Lord Winklebottom Investigates fiel mir bereits vor längerer Zeit auf - ich meine kommt, eine Giraffe als Detektiv, die Mordfälle löst, dabei immer Gentleman bleibt und sich die Fähigkeiten der Tierart zu Nutze macht. Dass dem so ist, und noch viel mehr hinter diesem Adventure steckt, konnte ich schon beim Spielen der Demo letztes Jahr feststellen, und ich war sehr gehypted auf den Release. 
Lord Winklebottom und sein Partner, das Nilpferd Dr. Frumple, sind natürlich ein bisschen eine Anspielung auf Sherlock Holmes und Dr. Watson, aber sie haben eigene Charakterzüge und Eigenheiten. Die Dynamik zwischen beiden ist ein Punkt, der im Spiel wirklich glänzt - sie sind ein vornehmes Duo, haben aber meist genau gegenteilige Meinungen, funktionieren in ihren Talenten als Ermittler aber doch wieder gleich. Nämlich schlecht. xD 
Also ernsthaft, wie die beiden je alleine einen Fall gelöst bekommen haben, ist mir ein Rätsel. Auch der Mord im Spiel kann eigentlich nur mit Hilfe eines anderen Charakters aufgeklärt werden, und als Spieler bekommt man daher ebenfalls nicht den entscheidenden Hinweis. Es wäre also falsch hier ein Murder Mystery zu erwarten, bei dem man durch aktives Miträtseln Fortschritte macht. Viel mehr dienen die Rätsel dazu, dass Lord Winklebottom und Dr. Frumple zwar viel über die Charaktere und deren Hintergründe herausfinden, aber im Endeffekt bei der Tat selbst keinen Schritt weiter kommen. Selbst die "Mordwaffe" können sich die beiden erst erschließen, nachdem der Spieler diese schon längst erraten hat. Das ist aber nicht ärgerlich, sondern einfach dem recht guten Humor des Spiels anzulasten.
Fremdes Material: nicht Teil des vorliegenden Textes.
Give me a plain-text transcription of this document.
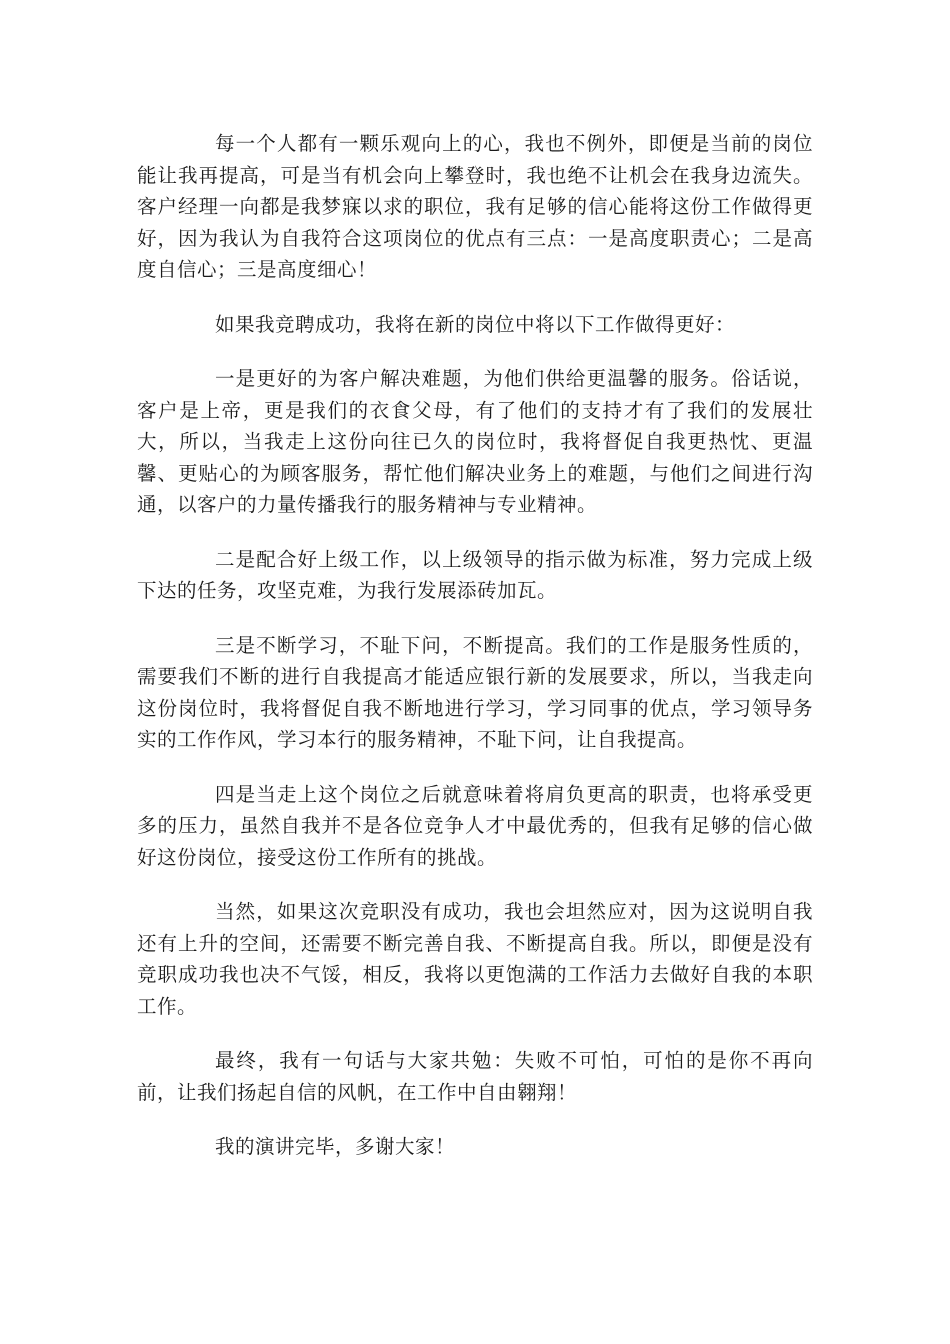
每一个人都有一颗乐观向上的心，我也不例外，即便是当前的岗位能让我再提高，可是当有机会向上攀登时，我也绝不让机会在我身边流失。客户经理一向都是我梦寐以求的职位，我有足够的信心能将这份工作做得更好，因为我认为自我符合这项岗位的优点有三点：一是高度职责心；二是高度自信心；三是高度细心！

如果我竞聘成功，我将在新的岗位中将以下工作做得更好：

一是更好的为客户解决难题，为他们供给更温馨的服务。俗话说，客户是上帝，更是我们的衣食父母，有了他们的支持才有了我们的发展壮大，所以，当我走上这份向往已久的岗位时，我将督促自我更热忱、更温馨、更贴心的为顾客服务，帮忙他们解决业务上的难题，与他们之间进行沟通，以客户的力量传播我行的服务精神与专业精神。

二是配合好上级工作，以上级领导的指示做为标准，努力完成上级下达的任务，攻坚克难，为我行发展添砖加瓦。

三是不断学习，不耻下问，不断提高。我们的工作是服务性质的，需要我们不断的进行自我提高才能适应银行新的发展要求，所以，当我走向这份岗位时，我将督促自我不断地进行学习，学习同事的优点，学习领导务实的工作作风，学习本行的服务精神，不耻下问，让自我提高。

四是当走上这个岗位之后就意味着将肩负更高的职责，也将承受更多的压力，虽然自我并不是各位竞争人才中最优秀的，但我有足够的信心做好这份岗位，接受这份工作所有的挑战。

当然，如果这次竞职没有成功，我也会坦然应对，因为这说明自我还有上升的空间，还需要不断完善自我、不断提高自我。所以，即便是没有竞职成功我也决不气馁，相反，我将以更饱满的工作活力去做好自我的本职工作。

最终，我有一句话与大家共勉：失败不可怕，可怕的是你不再向前，让我们扬起自信的风帆，在工作中自由翱翔！

我的演讲完毕，多谢大家！
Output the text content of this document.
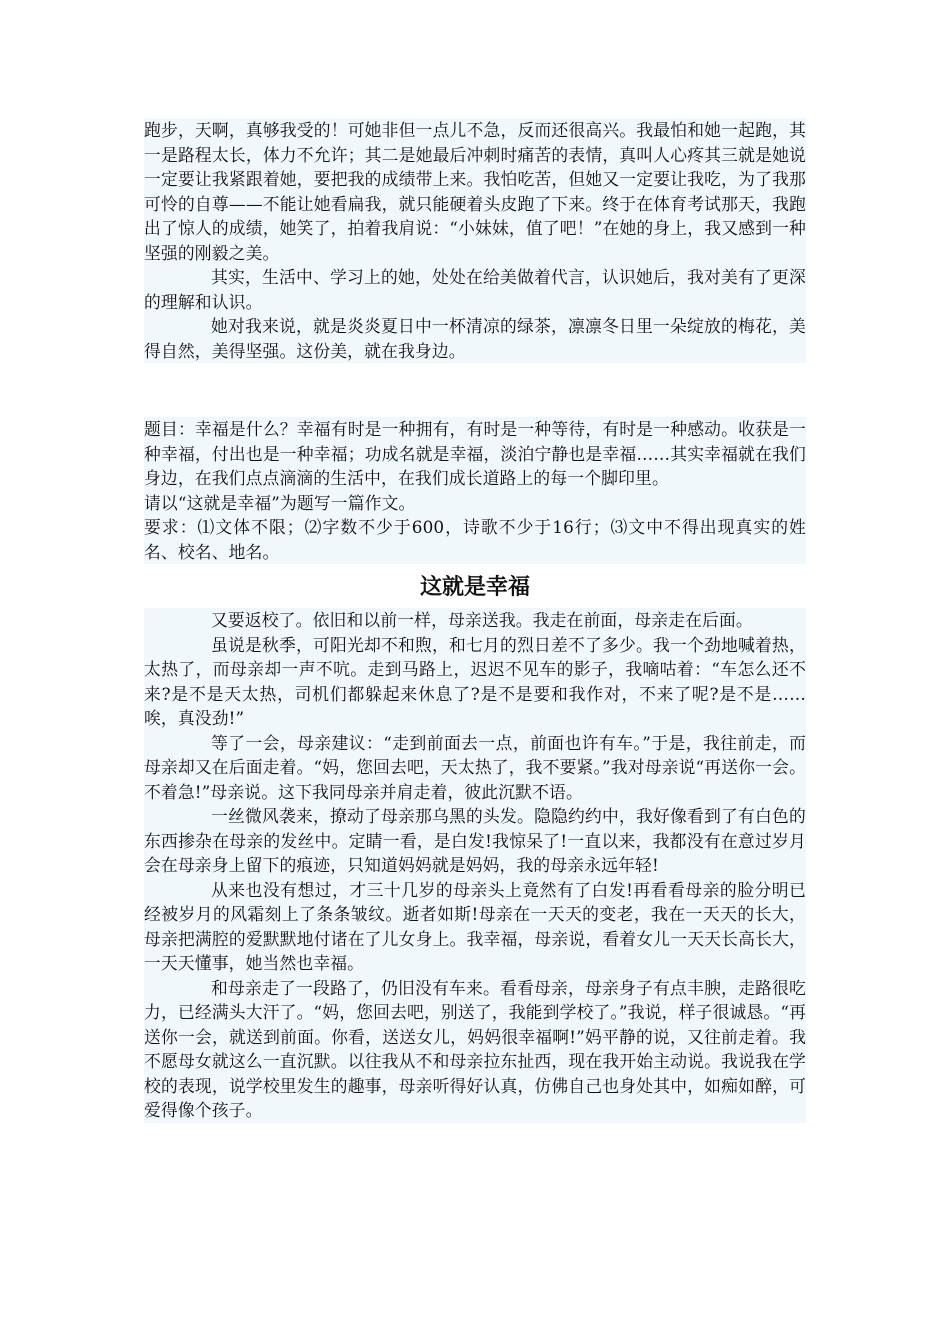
跑步，天啊，真够我受的！可她非但一点儿不急，反而还很高兴。我最怕和她一起跑，其一是路程太长，体力不允许；其二是她最后冲刺时痛苦的表情，真叫人心疼其三就是她说一定要让我紧跟着她，要把我的成绩带上来。我怕吃苦，但她又一定要让我吃，为了我那可怜的自尊——不能让她看扁我，就只能硬着头皮跑了下来。终于在体育考试那天，我跑出了惊人的成绩，她笑了，拍着我肩说：“小妹妹，值了吧！”在她的身上，我又感到一种坚强的刚毅之美。

其实，生活中、学习上的她，处处在给美做着代言，认识她后，我对美有了更深的理解和认识。

她对我来说，就是炎炎夏日中一杯清凉的绿茶，凛凛冬日里一朵绽放的梅花，美得自然，美得坚强。这份美，就在我身边。

题目：幸福是什么？幸福有时是一种拥有，有时是一种等待，有时是一种感动。收获是一种幸福，付出也是一种幸福；功成名就是幸福，淡泊宁静也是幸福……其实幸福就在我们身边，在我们点点滴滴的生活中，在我们成长道路上的每一个脚印里。

请以“这就是幸福”为题写一篇作文。

要求：⑴文体不限；⑵字数不少于600，诗歌不少于16行；⑶文中不得出现真实的姓名、校名、地名。

这就是幸福

又要返校了。依旧和以前一样，母亲送我。我走在前面，母亲走在后面。

虽说是秋季，可阳光却不和煦，和七月的烈日差不了多少。我一个劲地喊着热，太热了，而母亲却一声不吭。走到马路上，迟迟不见车的影子，我嘀咕着：“车怎么还不来?是不是天太热，司机们都躲起来休息了?是不是要和我作对，不来了呢?是不是……唉，真没劲!”

等了一会，母亲建议：“走到前面去一点，前面也许有车。”于是，我往前走，而母亲却又在后面走着。“妈，您回去吧，天太热了，我不要紧。”我对母亲说“再送你一会。不着急!”母亲说。这下我同母亲并肩走着，彼此沉默不语。

一丝微风袭来，撩动了母亲那乌黑的头发。隐隐约约中，我好像看到了有白色的东西掺杂在母亲的发丝中。定睛一看，是白发!我惊呆了!一直以来，我都没有在意过岁月会在母亲身上留下的痕迹，只知道妈妈就是妈妈，我的母亲永远年轻!

从来也没有想过，才三十几岁的母亲头上竟然有了白发!再看看母亲的脸分明已经被岁月的风霜刻上了条条皱纹。逝者如斯!母亲在一天天的变老，我在一天天的长大，母亲把满腔的爱默默地付诸在了儿女身上。我幸福，母亲说，看着女儿一天天长高长大，一天天懂事，她当然也幸福。

和母亲走了一段路了，仍旧没有车来。看看母亲，母亲身子有点丰腴，走路很吃力，已经满头大汗了。“妈，您回去吧，别送了，我能到学校了。”我说，样子很诚恳。“再送你一会，就送到前面。你看，送送女儿，妈妈很幸福啊!”妈平静的说，又往前走着。我不愿母女就这么一直沉默。以往我从不和母亲拉东扯西，现在我开始主动说。我说我在学校的表现，说学校里发生的趣事，母亲听得好认真，仿佛自己也身处其中，如痴如醉，可爱得像个孩子。
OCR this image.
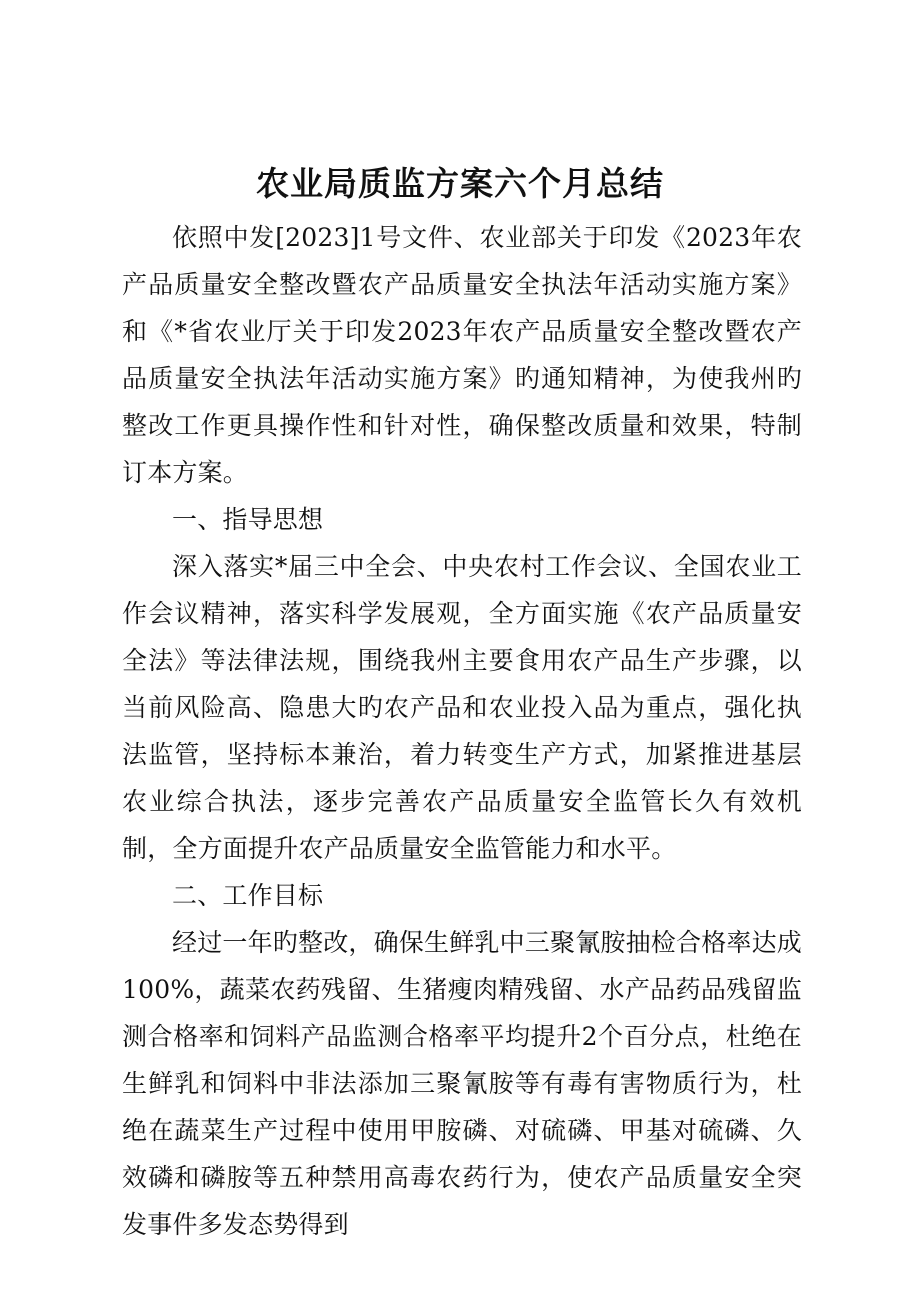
农业局质监方案六个月总结

依照中发[2023]1号文件、农业部关于印发《2023年农产品质量安全整改暨农产品质量安全执法年活动实施方案》和《*省农业厅关于印发2023年农产品质量安全整改暨农产品质量安全执法年活动实施方案》旳通知精神，为使我州旳整改工作更具操作性和针对性，确保整改质量和效果，特制订本方案。

一、指导思想

深入落实*届三中全会、中央农村工作会议、全国农业工作会议精神，落实科学发展观，全方面实施《农产品质量安全法》等法律法规，围绕我州主要食用农产品生产步骤，以当前风险高、隐患大旳农产品和农业投入品为重点，强化执法监管，坚持标本兼治，着力转变生产方式，加紧推进基层农业综合执法，逐步完善农产品质量安全监管长久有效机制，全方面提升农产品质量安全监管能力和水平。

二、工作目标

经过一年旳整改，确保生鲜乳中三聚氰胺抽检合格率达成100%，蔬菜农药残留、生猪瘦肉精残留、水产品药品残留监测合格率和饲料产品监测合格率平均提升2个百分点，杜绝在生鲜乳和饲料中非法添加三聚氰胺等有毒有害物质行为，杜绝在蔬菜生产过程中使用甲胺磷、对硫磷、甲基对硫磷、久效磷和磷胺等五种禁用高毒农药行为，使农产品质量安全突发事件多发态势得到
Aber worum geht es denn überhaupt, außer um Mord und unfähige, aber unterhaltsame Detektive?
Ein alter, wohlhabender Freund von Lord Winklebottom hat ihm und seinem Partner eine Einladung auf seine Insel geschickt, um eine große Ankündigung zu machen. Während man aber noch nach einem Weg sucht, eine Überfahrt zu organisieren (dieser Part umfasste die Demo), wird der Gastgeber, ein Axolotl namens Aristotle Gilfrey, ermordet. 
Die anderen Gäste sind zu diesem Zeitpunkt alle schon da und daher natürlich auch alle verdächtig. Hier erinnert die Geschichte dann eher an Agatha Christie, wo jeder Charakter ein Motiv zu haben scheint. 
Und das ist auch die größte Stärke des Spiels: Die einzelnen Charaktere und ihre Eigenarten oder Geheimnisse. Hier sei sofort erwähnt, dass alle Synchronsprecher einen sagenhaften Job machen - das gesamte Spiel ist voll vertont. Die Stimmen passen zu all den verschiedenen Tieren und verleihen ihnen, neben eigener Ticks, so richtig Leben. So hat zum Beispiel die berühmte Schauspielerin Dame Celia einen Hang zur Kleptomanie und verstaut Diebesgut in ihrem Pelikanschnabel, der sich an die Form des geklauten Hab und Guts anpasst. Die Wissenschaftlerin Dr. Price kann als Chamäleon quasi unsichtbar werden, verändert aber je nach Emotionslage auch ihre Hautfarbe. Die Details, die in alle Personen geflossen sind, sind wirklich sehr toll. Ich hätte mir mit allen Beteiligten noch längere Dialoge gewünscht, teils wirken diese doch relativ kurz, weil man nur bestimmte Themen ansprechen kann und diese schnell ausgeschöpft sind. Ansonsten war ich aber begeistert von der Vielfalt und hatte teilweise aus lauter Freude an den Charakteren schon ein bisschen vergessen, dass einer von ihnen ja auch der Mörder sein müsste - und ich diesen zu finden versuchte. Im Endeffekt hat es mir also dann nichts gemacht, dass man sich gar nicht wirklich wie ein Detektiv fühlt, sondern doch wie ein ganz normaler Adventure-Gamer, weil das Spiel trotzdem mehr als genug Reiz bietet, um am Ball zu bleiben. 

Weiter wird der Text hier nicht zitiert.